A quick rewind over the last three weeks: we had Folk Night, which features no folk music, but is a kind of revue/variety show put on by various people. Much silliness ensued. I was mostly behind the sound desk, but I did take part in a unique performance by Rothera’s very own band of Morris Men! This was very well received, and the cause of much hilarity. Here’s a video of the Morris Men in action. Anyway…

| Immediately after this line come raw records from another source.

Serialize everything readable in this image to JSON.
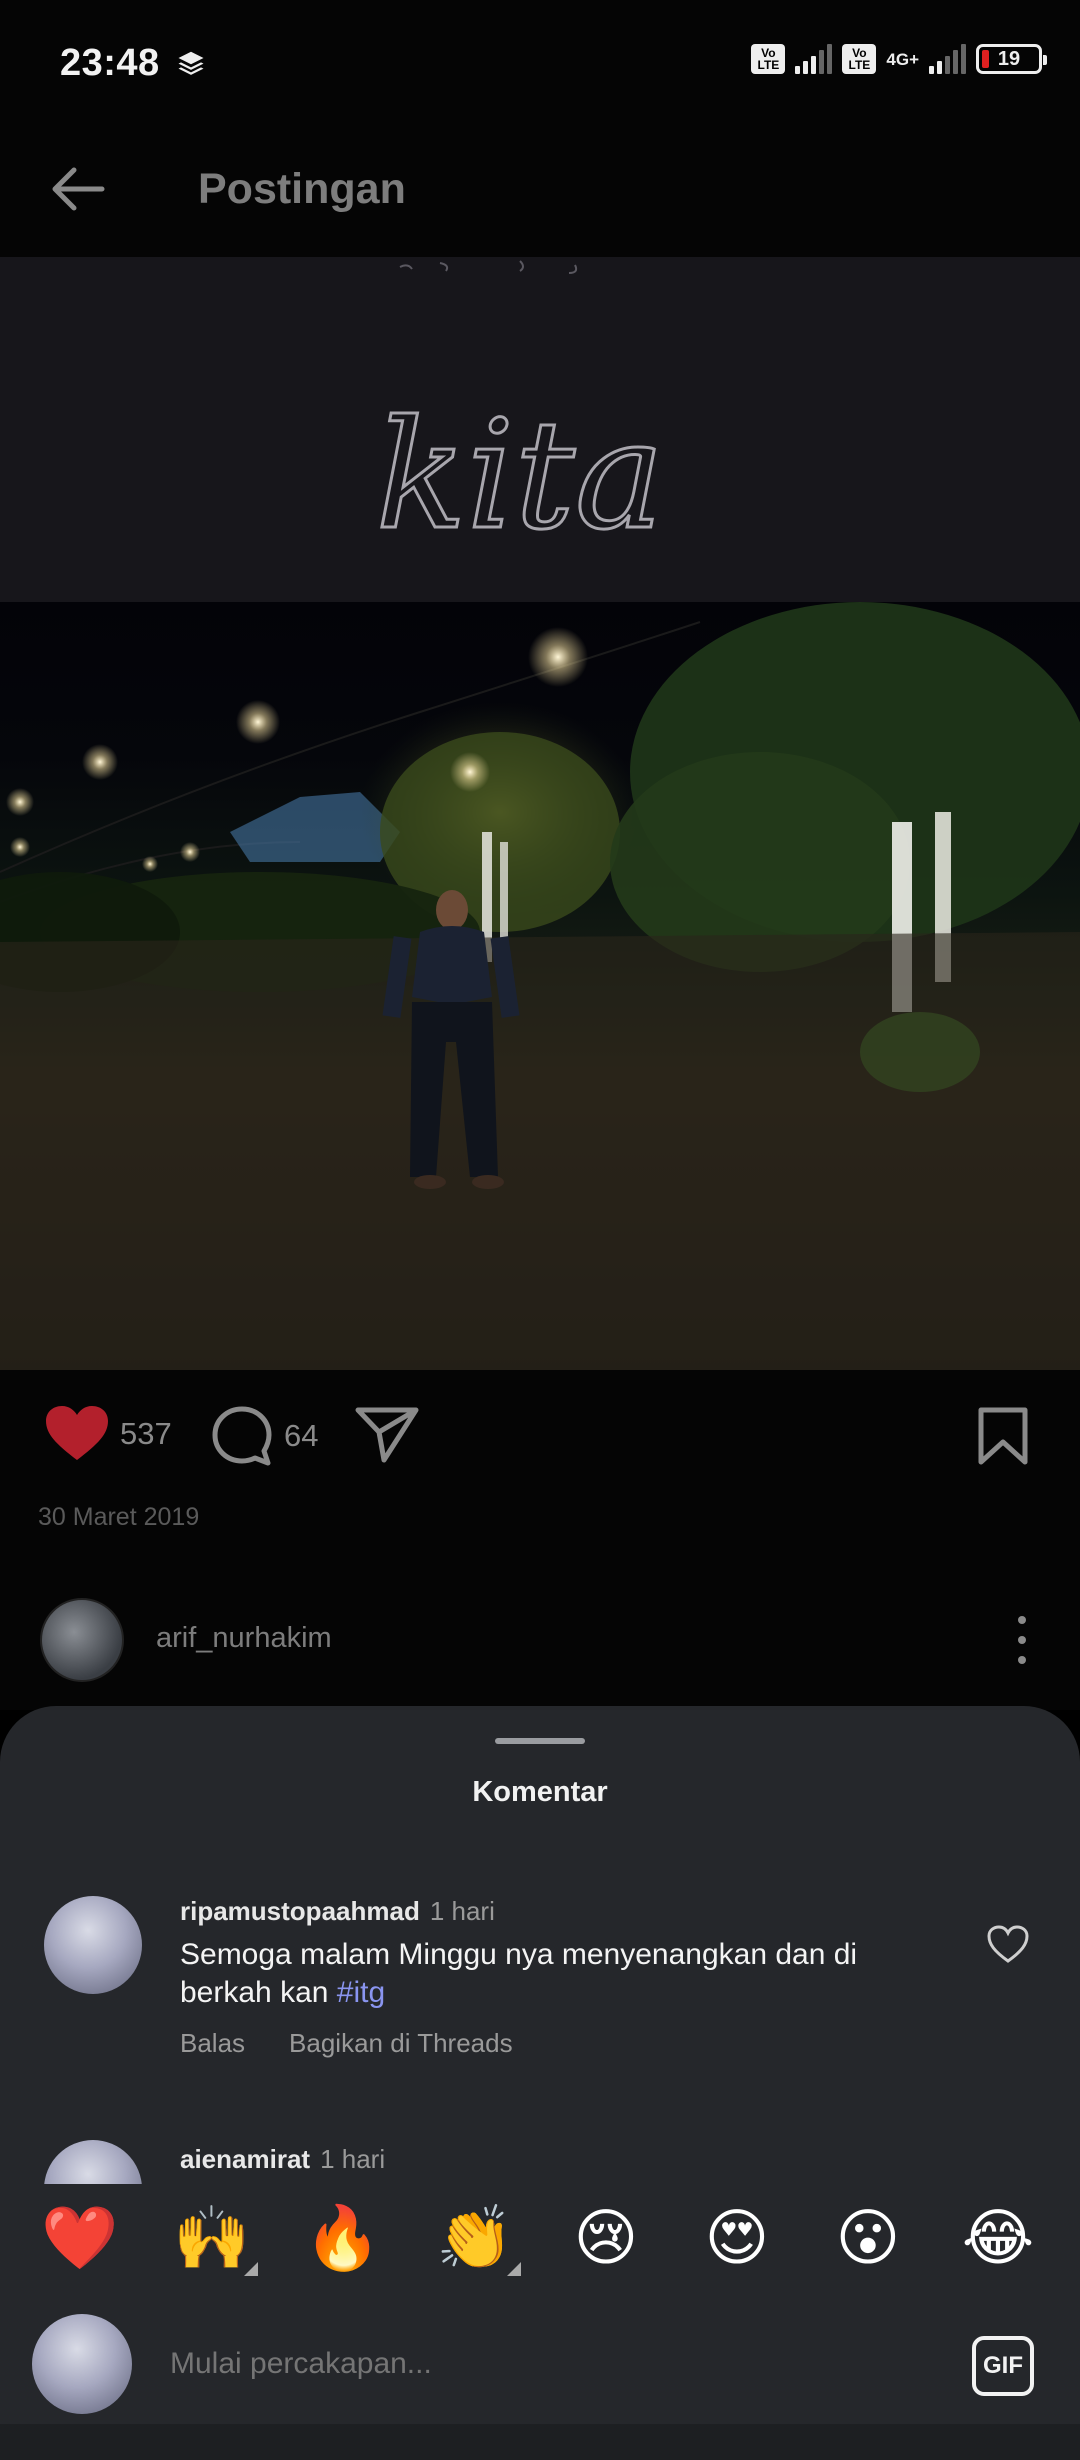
{
  "status_bar": {
    "time": "23:48",
    "network": "4G+",
    "volte_label": "Vo LTE",
    "battery_level": "19",
    "battery_color": "#e02020"
  },
  "header": {
    "title": "Postingan",
    "back_icon": "arrow-left-icon"
  },
  "post": {
    "overlay_text": "kita",
    "likes": "537",
    "comments": "64",
    "liked": true,
    "like_color": "#b3202c",
    "date": "30 Maret 2019",
    "author": "arif_nurhakim"
  },
  "comments_sheet": {
    "title": "Komentar",
    "comments": [
      {
        "user": "ripamustopaahmad",
        "time": "1 hari",
        "text": "Semoga malam Minggu nya menyenangkan dan di berkah kan",
        "hashtag": "#itg",
        "reply_label": "Balas",
        "share_label": "Bagikan di Threads"
      },
      {
        "user": "aienamirat",
        "time": "1 hari"
      }
    ],
    "emoji_reactions": [
      "❤️",
      "🙌",
      "🔥",
      "👏",
      "😢",
      "😍",
      "😮",
      "😂"
    ],
    "input_placeholder": "Mulai percakapan...",
    "gif_label": "GIF"
  }
}
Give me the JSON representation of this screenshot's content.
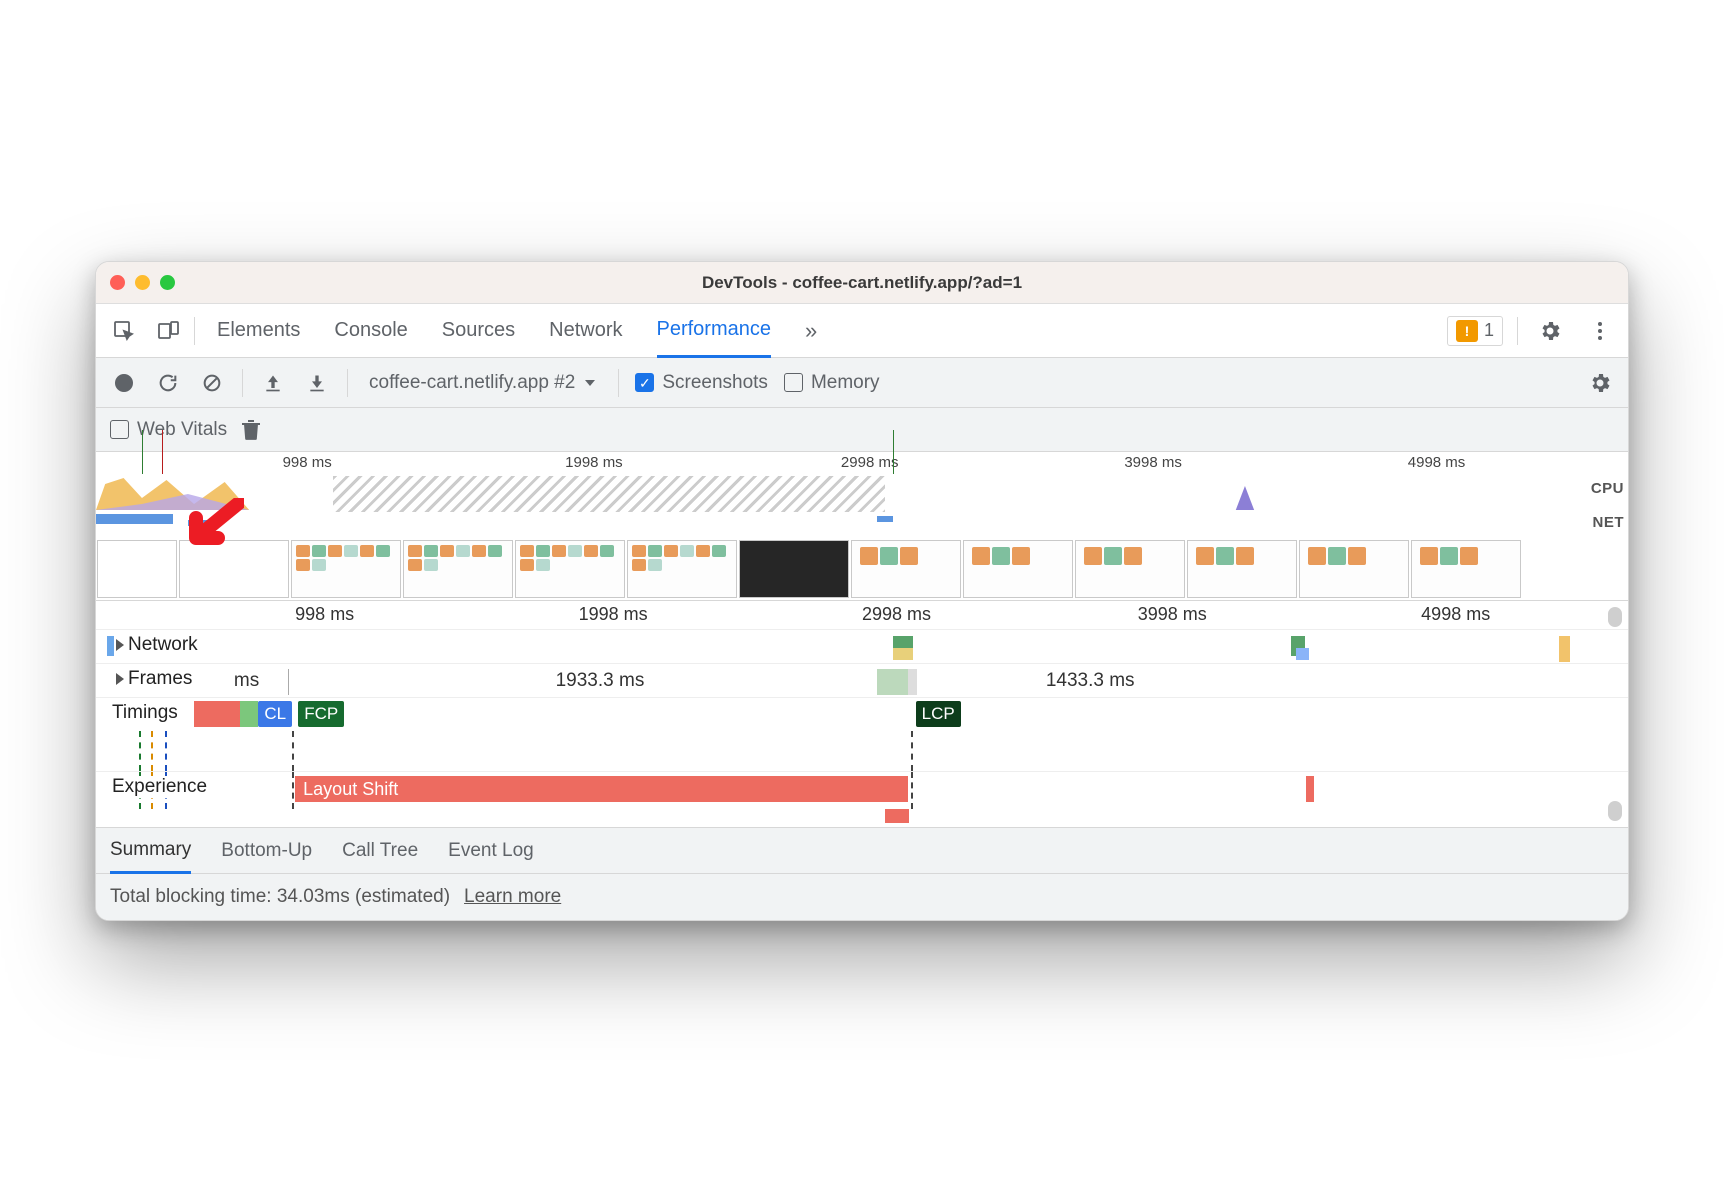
{
  "window": {
    "title": "DevTools - coffee-cart.netlify.app/?ad=1"
  },
  "mainTabs": {
    "items": [
      "Elements",
      "Console",
      "Sources",
      "Network",
      "Performance"
    ],
    "activeIndex": 4,
    "overflowGlyph": "»",
    "issuesCount": "1"
  },
  "toolbar": {
    "profileSelector": "coffee-cart.netlify.app #2",
    "screenshots": {
      "label": "Screenshots",
      "checked": true
    },
    "memory": {
      "label": "Memory",
      "checked": false
    }
  },
  "toolbar2": {
    "webVitals": {
      "label": "Web Vitals",
      "checked": false
    }
  },
  "overview": {
    "ticks": [
      "998 ms",
      "1998 ms",
      "2998 ms",
      "3998 ms",
      "4998 ms"
    ],
    "cpuLabel": "CPU",
    "netLabel": "NET"
  },
  "ruler2": {
    "ticks": [
      "998 ms",
      "1998 ms",
      "2998 ms",
      "3998 ms",
      "4998 ms"
    ]
  },
  "tracks": {
    "network": "Network",
    "frames": "Frames",
    "frameDurations": [
      "1933.3 ms",
      "1433.3 ms"
    ],
    "timings": "Timings",
    "timingPills": {
      "cl": "CL",
      "fcp": "FCP",
      "lcp": "LCP"
    },
    "experience": "Experience",
    "layoutShift": "Layout Shift",
    "msAbbrev": "ms"
  },
  "detail": {
    "tabs": [
      "Summary",
      "Bottom-Up",
      "Call Tree",
      "Event Log"
    ],
    "activeIndex": 0
  },
  "status": {
    "text": "Total blocking time: 34.03ms (estimated)",
    "link": "Learn more"
  }
}
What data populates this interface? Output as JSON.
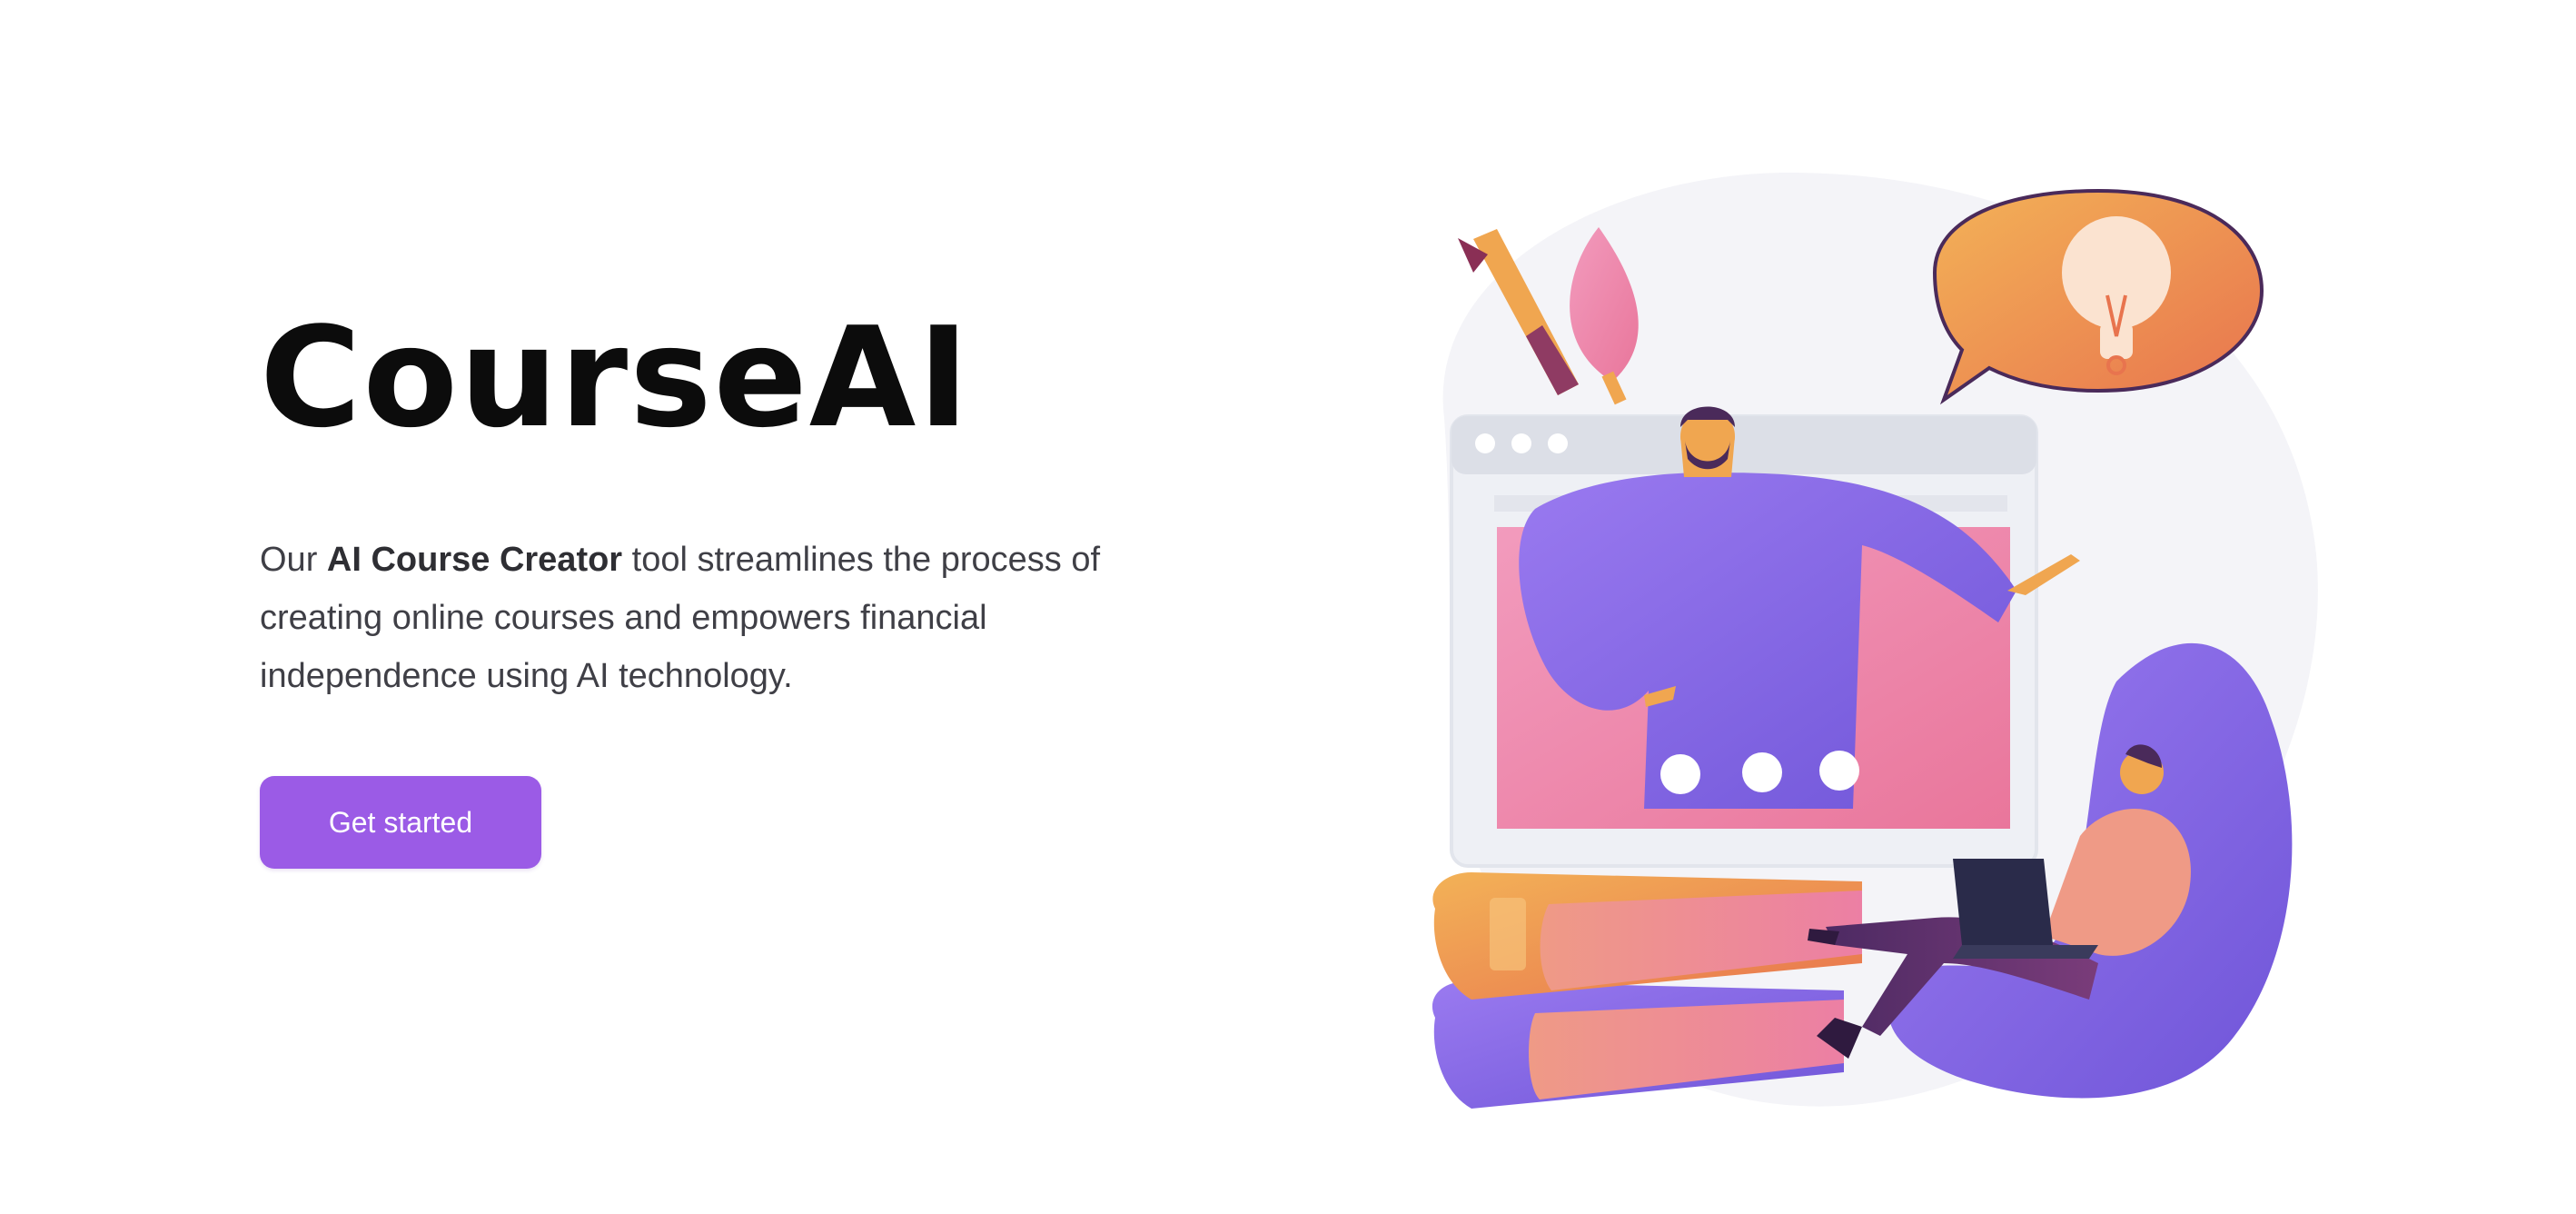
{
  "hero": {
    "title": "CourseAI",
    "description_intro": "Our ",
    "description_bold": "AI Course Creator",
    "description_rest": " tool streamlines the process of creating online courses and empowers financial independence using AI technology.",
    "cta_label": "Get started"
  },
  "colors": {
    "accent": "#9b5be6",
    "title_text": "#0c0c0c",
    "body_text": "#3f3f46",
    "illustration_purple": "#8a6ae6",
    "illustration_pink": "#ee8aa8",
    "illustration_orange": "#f0a050"
  },
  "illustration": {
    "icon": "online-teaching-illustration"
  }
}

After the Dash-7 departed, taking the last of the Air Unit, the base breathed a general sigh of relief. However, there was relatively little peace for the wicked, as those of us wintering have had to add further strings to our bows – we’ve all had training on what to do in case of an oil spill, how to do a nightwatch round, how to use breathing apparatus to search a building in case of a fire and a meeting with Tim, the winter Base Commander, to discuss winter trips, gash, cook duties and other matters relating to the coming winter.

Rothera from the air
Rothera from the air – the base is now snow-covered again

Our winter training trips will begin shortly after the ship leaves – we all get six days off-base in the company of a field assistant to go and travel, climb mountains and generally learn about fieldcraft and have a good time. I’m going with Mark Laidlaw, who I shared a room with until recently, and the plan is to head out to Carvajal (pronounced Car-ver-harl), which is a largely abandoned base about 80km from Rothera. Carvajal began life as a British base (Adelaide, or “Base T”) but was transferred to the Chileans when Rothera was built to replace it in 1976. The Chileans have now largely abandoned it, mostly because the aircraft ski-way has become badly crevassed and it’s too dangerous to land there.

Carvajal from the air
Carvajal from the air

Before the aircraft left, all the winterers went for a “familiarisation flight” on the Dash-7 to see the sights of Adelaide Island and the surrounding area. We have a second round of winter trips in August-September, and on the off-chance that there might be good sea-ice this winter, the plane also showed us Horseshoe Island and Stonington Island (abandoned British bases) and San Martin (our Argentinian neighbours) although the chances of being able to visit any of these is extremely remote. Here are some photos from the flight.

Mountains on Adelaide Island
Mountains on Adelaide Island

The weather’s also become much more wintry – the temperature is now staying below zero, and we’ve had about five days of continuous snow, so the yards and buildings at Rothera are now snow-covered again, as they were in November when I first arrived. The fresh snow has been met with delight by the skiiers and snowboarders on base (most of us!) and I spent most of last weekend “up the hill” enjoying the snow. In fact, on Sunday night, Andy, Rob and Riet organised a barbeque at the caboose, so most of the base were up skiing and eating and enjoying the fine weather, fresh snow and distinctly surreal atmosphere!

The Ernest Shackleton should be with us on the 27th, and you can follow her progress on the tracking map.